The year-ago profit was depressed by heavy charges for ending production of its 717 jet and writing off its loss of a controversial Pentagon contract.
Boeing said fourth-quarter revenue grew 7 percent to $14.2bn, up from $13.3bn a year earlier but below Wall Street estimates of $14.8bn.
Boeing’s Seattle-based commercial airplane division had operating earnings of $330m, (2004:($149m).
Boeing Chairman and CEO Jim McNerney said in a statement that Boeing will focus on several new growth and productivity initiatives to further boost performance.
“Our results and improved outlook reflect a strong commitment to growth, expanding margins and improving how we do business every day,” McNerney said.

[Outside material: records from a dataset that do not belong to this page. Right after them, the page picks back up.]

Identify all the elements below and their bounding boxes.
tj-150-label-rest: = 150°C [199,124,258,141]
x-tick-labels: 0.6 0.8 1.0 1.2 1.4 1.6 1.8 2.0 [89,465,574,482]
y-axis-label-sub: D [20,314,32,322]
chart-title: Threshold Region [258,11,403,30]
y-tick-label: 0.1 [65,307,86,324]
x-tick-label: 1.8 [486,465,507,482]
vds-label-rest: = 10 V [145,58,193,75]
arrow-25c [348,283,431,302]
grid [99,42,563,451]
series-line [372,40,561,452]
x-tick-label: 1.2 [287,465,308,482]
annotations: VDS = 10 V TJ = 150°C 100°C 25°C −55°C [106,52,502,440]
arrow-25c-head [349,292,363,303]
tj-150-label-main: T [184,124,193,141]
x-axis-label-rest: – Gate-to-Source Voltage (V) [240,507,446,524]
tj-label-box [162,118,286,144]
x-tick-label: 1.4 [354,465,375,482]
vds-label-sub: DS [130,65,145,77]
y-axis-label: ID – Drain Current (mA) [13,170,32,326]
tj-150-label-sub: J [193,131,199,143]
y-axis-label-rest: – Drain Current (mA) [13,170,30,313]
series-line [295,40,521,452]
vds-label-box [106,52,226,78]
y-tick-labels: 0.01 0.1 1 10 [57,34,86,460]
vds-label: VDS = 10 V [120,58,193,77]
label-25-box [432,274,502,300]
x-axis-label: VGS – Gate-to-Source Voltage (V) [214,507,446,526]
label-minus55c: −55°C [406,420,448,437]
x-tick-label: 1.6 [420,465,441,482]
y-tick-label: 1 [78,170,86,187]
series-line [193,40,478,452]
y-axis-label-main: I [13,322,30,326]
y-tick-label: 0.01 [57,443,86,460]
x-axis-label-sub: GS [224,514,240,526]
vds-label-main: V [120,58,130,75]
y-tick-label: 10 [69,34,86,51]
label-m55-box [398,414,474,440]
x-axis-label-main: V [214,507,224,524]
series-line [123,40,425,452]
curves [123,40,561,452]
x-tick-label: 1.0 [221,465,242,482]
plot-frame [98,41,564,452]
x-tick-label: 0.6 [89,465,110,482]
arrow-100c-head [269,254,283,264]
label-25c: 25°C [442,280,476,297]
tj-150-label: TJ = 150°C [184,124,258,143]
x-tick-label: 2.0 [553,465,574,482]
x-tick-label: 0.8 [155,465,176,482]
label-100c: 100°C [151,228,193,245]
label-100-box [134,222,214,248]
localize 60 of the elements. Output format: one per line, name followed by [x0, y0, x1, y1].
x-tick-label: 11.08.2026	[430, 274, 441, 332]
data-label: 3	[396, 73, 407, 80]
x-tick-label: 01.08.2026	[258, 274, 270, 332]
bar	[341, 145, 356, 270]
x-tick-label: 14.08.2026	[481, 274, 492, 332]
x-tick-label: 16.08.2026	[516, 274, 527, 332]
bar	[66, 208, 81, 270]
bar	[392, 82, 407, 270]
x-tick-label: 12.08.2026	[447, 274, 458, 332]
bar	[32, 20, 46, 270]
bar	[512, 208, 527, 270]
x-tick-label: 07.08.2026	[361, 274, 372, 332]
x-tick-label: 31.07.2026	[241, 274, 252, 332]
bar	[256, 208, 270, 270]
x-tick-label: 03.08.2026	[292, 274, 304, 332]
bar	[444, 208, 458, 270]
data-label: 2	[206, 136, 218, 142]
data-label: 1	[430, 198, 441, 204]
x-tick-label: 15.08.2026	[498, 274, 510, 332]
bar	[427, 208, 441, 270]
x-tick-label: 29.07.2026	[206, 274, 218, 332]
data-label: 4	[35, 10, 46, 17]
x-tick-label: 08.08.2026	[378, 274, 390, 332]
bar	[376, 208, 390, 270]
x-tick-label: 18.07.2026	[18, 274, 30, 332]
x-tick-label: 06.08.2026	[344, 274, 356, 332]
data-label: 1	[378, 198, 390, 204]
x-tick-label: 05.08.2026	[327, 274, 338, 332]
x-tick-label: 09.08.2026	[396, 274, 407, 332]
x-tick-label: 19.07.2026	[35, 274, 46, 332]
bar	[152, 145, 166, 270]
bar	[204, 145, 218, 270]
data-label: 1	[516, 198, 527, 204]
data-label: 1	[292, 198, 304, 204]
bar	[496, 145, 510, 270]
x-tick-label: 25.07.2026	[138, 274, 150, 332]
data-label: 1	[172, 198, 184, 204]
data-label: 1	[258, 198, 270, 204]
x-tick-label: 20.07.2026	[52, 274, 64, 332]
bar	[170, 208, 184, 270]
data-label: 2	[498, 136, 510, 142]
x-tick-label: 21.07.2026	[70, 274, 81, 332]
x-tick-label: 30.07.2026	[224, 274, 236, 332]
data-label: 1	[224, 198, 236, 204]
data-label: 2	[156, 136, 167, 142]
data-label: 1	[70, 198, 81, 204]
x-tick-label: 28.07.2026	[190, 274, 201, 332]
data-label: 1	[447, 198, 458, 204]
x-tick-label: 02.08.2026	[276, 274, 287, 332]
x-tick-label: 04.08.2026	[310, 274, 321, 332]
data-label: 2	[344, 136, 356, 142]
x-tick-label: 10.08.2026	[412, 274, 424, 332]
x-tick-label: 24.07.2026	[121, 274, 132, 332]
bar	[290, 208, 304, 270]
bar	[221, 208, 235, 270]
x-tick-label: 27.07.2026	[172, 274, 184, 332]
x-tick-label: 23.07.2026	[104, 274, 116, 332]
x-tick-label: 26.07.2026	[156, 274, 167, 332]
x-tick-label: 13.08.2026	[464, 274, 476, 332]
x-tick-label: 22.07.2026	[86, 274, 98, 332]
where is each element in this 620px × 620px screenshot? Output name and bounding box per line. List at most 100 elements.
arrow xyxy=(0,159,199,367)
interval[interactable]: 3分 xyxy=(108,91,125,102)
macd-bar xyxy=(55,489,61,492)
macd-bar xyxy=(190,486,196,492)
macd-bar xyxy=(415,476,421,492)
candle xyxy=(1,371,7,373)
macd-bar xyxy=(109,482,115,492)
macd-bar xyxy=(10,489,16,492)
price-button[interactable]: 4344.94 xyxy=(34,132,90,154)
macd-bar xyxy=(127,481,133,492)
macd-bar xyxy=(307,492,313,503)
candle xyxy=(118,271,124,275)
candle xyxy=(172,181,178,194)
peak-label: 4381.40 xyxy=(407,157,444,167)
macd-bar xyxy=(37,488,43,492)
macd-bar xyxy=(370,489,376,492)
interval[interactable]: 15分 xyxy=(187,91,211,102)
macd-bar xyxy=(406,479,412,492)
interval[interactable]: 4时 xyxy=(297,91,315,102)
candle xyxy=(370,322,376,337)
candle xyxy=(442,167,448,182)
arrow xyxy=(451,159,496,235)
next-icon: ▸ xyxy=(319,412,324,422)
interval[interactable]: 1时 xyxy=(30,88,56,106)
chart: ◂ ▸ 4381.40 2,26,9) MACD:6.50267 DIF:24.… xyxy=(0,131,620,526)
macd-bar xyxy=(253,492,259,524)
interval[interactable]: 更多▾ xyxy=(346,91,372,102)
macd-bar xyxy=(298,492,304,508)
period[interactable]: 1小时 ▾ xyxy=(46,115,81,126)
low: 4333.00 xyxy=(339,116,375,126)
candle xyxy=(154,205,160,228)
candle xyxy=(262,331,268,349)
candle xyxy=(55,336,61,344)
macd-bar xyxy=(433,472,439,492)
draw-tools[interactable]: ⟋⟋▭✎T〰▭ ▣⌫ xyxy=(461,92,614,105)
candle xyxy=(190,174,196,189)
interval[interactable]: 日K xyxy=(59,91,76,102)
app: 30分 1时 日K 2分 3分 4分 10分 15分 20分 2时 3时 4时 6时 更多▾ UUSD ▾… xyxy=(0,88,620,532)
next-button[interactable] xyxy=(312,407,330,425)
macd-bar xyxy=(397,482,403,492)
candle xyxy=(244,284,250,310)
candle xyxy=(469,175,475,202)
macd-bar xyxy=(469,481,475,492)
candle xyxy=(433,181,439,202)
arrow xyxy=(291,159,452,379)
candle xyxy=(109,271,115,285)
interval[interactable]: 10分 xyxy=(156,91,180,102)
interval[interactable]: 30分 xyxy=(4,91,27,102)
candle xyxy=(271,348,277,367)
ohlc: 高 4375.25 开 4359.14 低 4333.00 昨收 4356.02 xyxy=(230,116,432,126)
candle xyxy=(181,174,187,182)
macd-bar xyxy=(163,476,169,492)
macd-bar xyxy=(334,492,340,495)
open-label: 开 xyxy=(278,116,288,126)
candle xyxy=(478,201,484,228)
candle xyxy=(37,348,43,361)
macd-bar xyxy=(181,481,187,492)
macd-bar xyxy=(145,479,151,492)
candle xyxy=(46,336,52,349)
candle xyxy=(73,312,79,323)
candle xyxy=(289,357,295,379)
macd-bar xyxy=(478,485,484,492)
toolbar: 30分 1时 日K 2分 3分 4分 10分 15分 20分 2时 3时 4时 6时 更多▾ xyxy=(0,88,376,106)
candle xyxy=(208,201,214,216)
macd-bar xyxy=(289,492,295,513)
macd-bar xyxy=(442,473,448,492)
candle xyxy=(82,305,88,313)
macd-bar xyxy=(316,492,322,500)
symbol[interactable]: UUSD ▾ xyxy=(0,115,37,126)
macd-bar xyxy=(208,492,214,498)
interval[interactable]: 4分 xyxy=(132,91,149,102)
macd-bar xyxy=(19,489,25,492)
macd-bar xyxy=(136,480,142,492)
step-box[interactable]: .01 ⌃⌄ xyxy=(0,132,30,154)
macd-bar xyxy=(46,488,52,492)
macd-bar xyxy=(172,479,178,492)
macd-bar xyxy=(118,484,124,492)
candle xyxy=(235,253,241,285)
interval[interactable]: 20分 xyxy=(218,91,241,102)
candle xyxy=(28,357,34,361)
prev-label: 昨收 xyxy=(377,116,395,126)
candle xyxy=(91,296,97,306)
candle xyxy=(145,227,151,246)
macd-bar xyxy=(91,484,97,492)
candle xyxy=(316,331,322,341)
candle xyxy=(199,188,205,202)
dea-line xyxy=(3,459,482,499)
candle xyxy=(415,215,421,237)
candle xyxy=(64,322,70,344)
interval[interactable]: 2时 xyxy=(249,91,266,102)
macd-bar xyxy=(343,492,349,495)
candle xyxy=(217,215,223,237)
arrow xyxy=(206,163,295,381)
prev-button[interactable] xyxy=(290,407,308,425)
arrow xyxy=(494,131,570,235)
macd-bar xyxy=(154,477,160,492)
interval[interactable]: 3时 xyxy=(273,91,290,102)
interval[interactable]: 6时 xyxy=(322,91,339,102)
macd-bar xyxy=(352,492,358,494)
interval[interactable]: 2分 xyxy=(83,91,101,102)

For the full year, Boeing’s net profits grew 37 percent to $2.6bn, capping a year in which it closed the gap on Airbus for the world’s top spot in commercial aviation despite a four-week strike at its production facilities. Boeing’s earnings amounted to $3.20 a share in 2005 versus $1.87bn, or $2.30 a share, a year ago. The strike shaved off $2.3 bn in annual revenue, which still grew 4.3 percent, (2004: $54.8bn).
Boeing said the commercial airplane outlook is “very strong” and reiterated its expectation to deliver 395 planes in 2006. Toulouse, France-based Airbus SAS said earlier this month it unexpectedly beat Boeing’s tally for jet orders last year. But Boeing surpassed Airbus in value terms after winning 70 percent of global orders for larger, pricier planes, led by its fuel-efficient 787 Dreamliner.
Revenue from Boeing’s defense unit grew 7 percent to $8.1bn. The company said its C-17 transport plane led an 18 percent increase in sales of aircraft and weapon systems, which totaled $3.1bn. Operating profits from defense rose 37 percent to $924m. Boeing increased its 2006 earnings per share forecast to between $3.25 and $3.45, up from $3.10 to $3.30, citing better operating performance and a lower-than-expected tax charge in the first quarter. The company cut its 2006 revenue outlook from $62bn to $60bn because of an accounting change. It also issued a 2007 profit forecast of $4.10 to $4.30 per share, in line with analysts’ estimates of $4.15.
On January 27th, Jim Albaugh, President and CEO of Boeing Integrated Defense Systems (IDS), announced a significant restructuring of that unit in order to enhance customer focus and improve productivity.
“Since the creation of Boeing IDS more than three-and-a-half years ago, our team has enjoyed considerable success in growing our business by focusing on the enduring needs of our customers and providing innovative solutions,” Albaugh said.
“The bold steps we’re taking today will enable us to more effectively address future and evolving requirements for integrated, capability-driven solutions at reduced costs across the markets we serve. The announced organization will continue our customer focus, improve our ability to execute and position Boeing for sustainable, long-term growth and profitability in a changing market environment.”
Over the next few weeks, operations will be consolidated into three business profit and loss centers organized around capabilities.